ID-1234567 iplong agent partner client country timestamp category reference
我需要在每个合作伙伴的一分钟时间间隔内根据列2(iplong), 3(agent), 5(client), 6(country), 9(reference)
找到平均重复记录数量。
我知道我需要
partner
partner
2(iplong), 3(agent), 5(client), 6(country), 9(reference)
列的值进行比较。) partner
及其重复计数加在一起。除以外表的数量。
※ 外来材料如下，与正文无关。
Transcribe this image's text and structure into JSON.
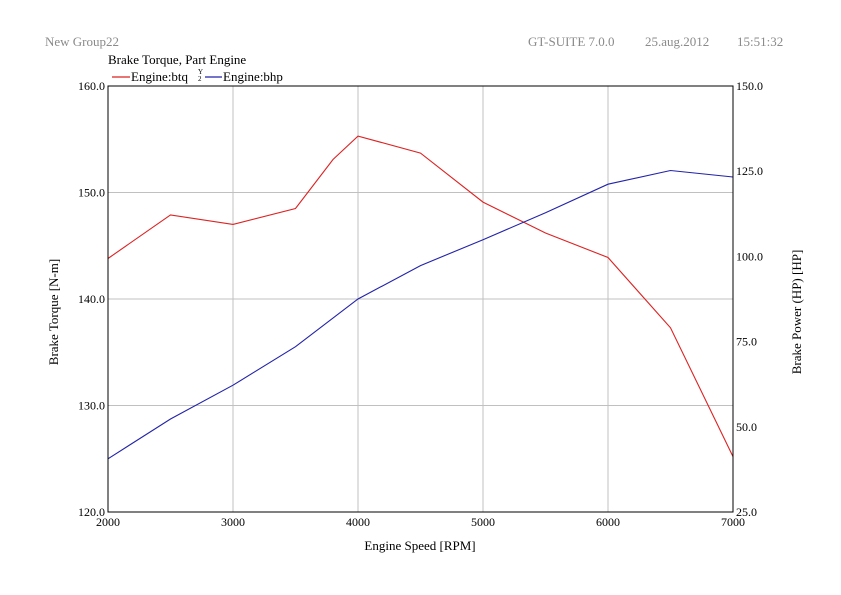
{
  "header": {
    "group": "New Group22",
    "software": "GT-SUITE 7.0.0",
    "date": "25.aug.2012",
    "time": "15:51:32"
  },
  "chart_data": {
    "type": "line",
    "title": "Brake Torque, Part Engine",
    "xlabel": "Engine Speed [RPM]",
    "ylabel_left": "Brake Torque [N-m]",
    "ylabel_right": "Brake Power (HP) [HP]",
    "xlim": [
      2000,
      7000
    ],
    "ylim_left": [
      120,
      160
    ],
    "ylim_right": [
      25,
      150
    ],
    "x_ticks": [
      "2000",
      "3000",
      "4000",
      "5000",
      "6000",
      "7000"
    ],
    "y_ticks_left": [
      "120.0",
      "130.0",
      "140.0",
      "150.0",
      "160.0"
    ],
    "y_ticks_right": [
      "25.0",
      "50.0",
      "75.0",
      "100.0",
      "125.0",
      "150.0"
    ],
    "grid": true,
    "legend_placement": "top-left",
    "legend_axis_marker": "Y\n2",
    "series": [
      {
        "name": "Engine:btq",
        "axis": "left",
        "color": "#dd2222",
        "x": [
          2000,
          2500,
          3000,
          3500,
          3800,
          4000,
          4500,
          5000,
          5500,
          6000,
          6500,
          7000
        ],
        "y": [
          143.8,
          147.9,
          147.0,
          148.5,
          153.1,
          155.3,
          153.7,
          149.1,
          146.2,
          143.9,
          137.3,
          125.2
        ]
      },
      {
        "name": "Engine:bhp",
        "axis": "right",
        "color": "#2222aa",
        "x": [
          2000,
          2500,
          3000,
          3500,
          4000,
          4500,
          5000,
          5500,
          6000,
          6500,
          7000
        ],
        "y": [
          40.6,
          52.3,
          62.2,
          73.5,
          87.5,
          97.3,
          104.9,
          112.8,
          121.2,
          125.2,
          123.3
        ]
      }
    ]
  }
}
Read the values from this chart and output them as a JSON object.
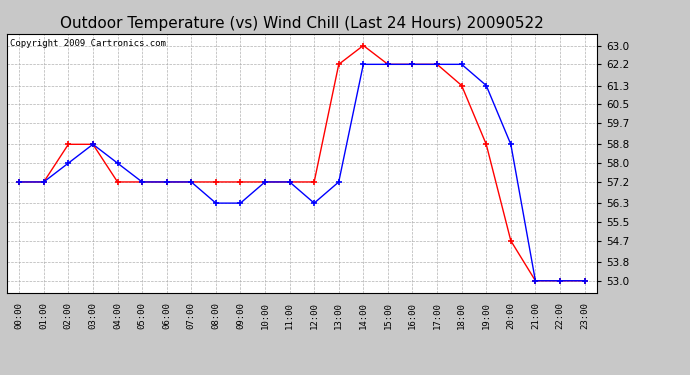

我理解这个过程,但不了解pyspark
中的确切实现。
有人可以帮助我在pyspark
中执行上述任何步骤。
示例数据:
9794474 1000460030 Samsung_S5233 dv4gs dswae in 2012-03-08 00:00:00 mg riflql2a0yv8xoa9sq0recx4x
9794471 3386480130 Nokia_C3-00 duq7h dr75h py 2012-03-08 00:00:00 co
9794468 1907980030 Nokia_5233 dv6i3 ds3xq vn 2012-03-08 00:00:00 es gp53lqr9njqd6z2ap5d364sip
9794467 1791990020 MAUI duxto dvb8g in 2012-03-08 00:00:00 ad
9794466 1791000060 Nokia_3110c dusg4 dvb8g in 2012-03-08 00:00:00 ad
9794477 1353590020 Blackberry_9300 du6dt dtr0u es 2012-03-08 00:00:00 es h5njsswvxorsau9u8fxh0e9se
9794478 1402290050 NokiaC6-01.3 dusnc dsgcn ru 2012-03-08 00:00:00 mc
9794481 1848749950 Nokia_C3-00 dvry3 dr6sg th 2012-03-08 00:00:01 mc oj0rekb51pvirnjuqjt10zn4b
更新
到目前为止,我已经尝试将整个数据放入MySQL并从中读取。但是在读操作中需要花费太多时间。
对于mapreduce方法,我尝试过不同的小东西。但是我不明白我将如何在代码中进一步处理它。因此,无法通过一种方法向前推进。
clicks_rdd = sc.parallelize(list(clicks_reader)[1:])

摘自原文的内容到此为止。